Kein Schacher
Hajo Kruda und Hans Georg Wölbern präsentierten ihr Revolutionsdenkmal
(hk) Vor 75 Jahren stellten die Arbeiter und Soldaten die Weichen für Sozialismus und Demokratie. Trotz eines Beschlusses des Stadtrates konnte die Aufstellung eines Denkmals für die Novemberrevolution 1918 aus finanziellen Gründen noch nicht realisiert werden.

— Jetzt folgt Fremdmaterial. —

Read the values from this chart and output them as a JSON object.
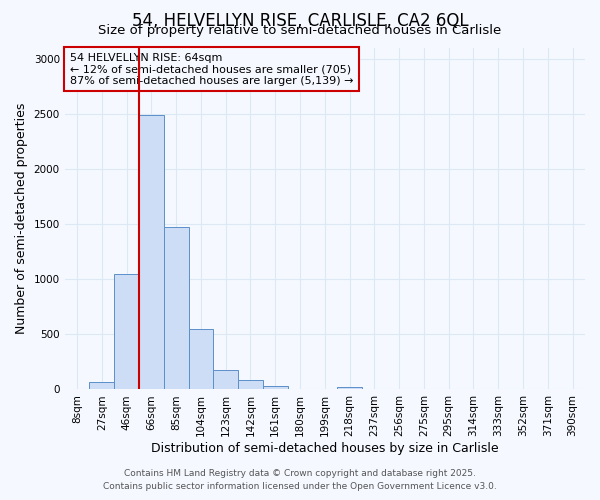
{
  "title": "54, HELVELLYN RISE, CARLISLE, CA2 6QL",
  "subtitle": "Size of property relative to semi-detached houses in Carlisle",
  "xlabel": "Distribution of semi-detached houses by size in Carlisle",
  "ylabel": "Number of semi-detached properties",
  "categories": [
    "8sqm",
    "27sqm",
    "46sqm",
    "66sqm",
    "85sqm",
    "104sqm",
    "123sqm",
    "142sqm",
    "161sqm",
    "180sqm",
    "199sqm",
    "218sqm",
    "237sqm",
    "256sqm",
    "275sqm",
    "295sqm",
    "314sqm",
    "333sqm",
    "352sqm",
    "371sqm",
    "390sqm"
  ],
  "values": [
    0,
    65,
    1050,
    2490,
    1470,
    550,
    175,
    90,
    35,
    0,
    0,
    20,
    0,
    0,
    0,
    0,
    0,
    0,
    0,
    0,
    0
  ],
  "bar_color": "#ccddf5",
  "bar_edge_color": "#5b8fc9",
  "property_line_x": 2.5,
  "property_line_color": "#cc0000",
  "annotation_line1": "54 HELVELLYN RISE: 64sqm",
  "annotation_line2": "← 12% of semi-detached houses are smaller (705)",
  "annotation_line3": "87% of semi-detached houses are larger (5,139) →",
  "annotation_box_color": "#cc0000",
  "ylim": [
    0,
    3100
  ],
  "yticks": [
    0,
    500,
    1000,
    1500,
    2000,
    2500,
    3000
  ],
  "footer_line1": "Contains HM Land Registry data © Crown copyright and database right 2025.",
  "footer_line2": "Contains public sector information licensed under the Open Government Licence v3.0.",
  "background_color": "#f5f8ff",
  "grid_color": "#dde8f5",
  "title_fontsize": 12,
  "subtitle_fontsize": 9.5,
  "axis_label_fontsize": 9,
  "tick_fontsize": 7.5,
  "footer_fontsize": 6.5,
  "annotation_fontsize": 8
}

Hajo Kruda und Hans Georg Wölbern stellten jetzt ihr Modell für ein Denkmal zur Erinnerung an die Novemberrevolution 1918 der Öffentlichkeit vor und überreichten es Oberbürgermeister Menzel als Stellvertreter der BürgerInnen der Stadt mit der Bitte, den Entwurf so auszustellen, daß die BürgerInnen der Stadt die Möglichkeit haben, sich damit auseinanderzusetzen. Es wurde der Vorschlag gemacht, das Modell im Foyer des Rathauses aufzubauen. Dieser Bitte hat der OB bisher nicht entsprochen – er lehnte gar die Präsentation des Modells auf dem Neujahrsempfang ab. Der DGB-Kreisvorsitzende Manfred Klöpper begrüßte die Initiative der beiden Kunstschaffenden und machte unmißverständlich klar, daß es zwischen der Aufstellung des Kaiser-Denkmals und des Revolutionsdenkmals keinerlei Verbindungen geben kann. Klöpper zum GEGENWIND: „In der Novemberrevolution wurden die Grundlagen für die Demokratie erkämpft. Ein solches Denkmal in einem Atemzug mit der Aufstellung eines Denkmals für den Demokratenhasser und Kriegstreiber Wilhelm I. zu nennen, verbietet sich eigentlich von selbst. Der DGB unterstützt die Aufstellung des Novemberrevolutions-Denkmals und lehnt auch weiterhin kategorisch die Aufstellung des Kaiser-Wilhelm-Denkmals ab.“
Das von Kruda und Wölbern vorgestellte Modell zeigt den Heckflaggenstock eines Kriegsschiffes aus der Zeit des 1.Weltkrieges. Die Befestigungsseile der Reichskriegsflagge sind losgeworfen, die Flagge selbst, Symbol für Militarismus, Krieg und Kaiserreich, liegt so am Boden, dass sowohl der preußische Adler als auch die schwarz-weiß-rote, mit dem eisernen Kreuz besetzte Fahne sichtbar ist. In unmittelbarer Nähe stehen vier pultförmige Sockel mit je einer Texttafel, die den Ablauf und die geschichtlichen Zusammenhänge der Revolution erläutern. Was Kruda und Wölbern mit ihrem Entwurf ausdrücken wollen ist klar, aber was für eine Wirkung hat die Präsentation der Reichskriegsflagge in der Öffentlichkeit? Das war dann auch der Hauptdiskussionspunkt der zur Vorstellung erschienenen BürgerInnen.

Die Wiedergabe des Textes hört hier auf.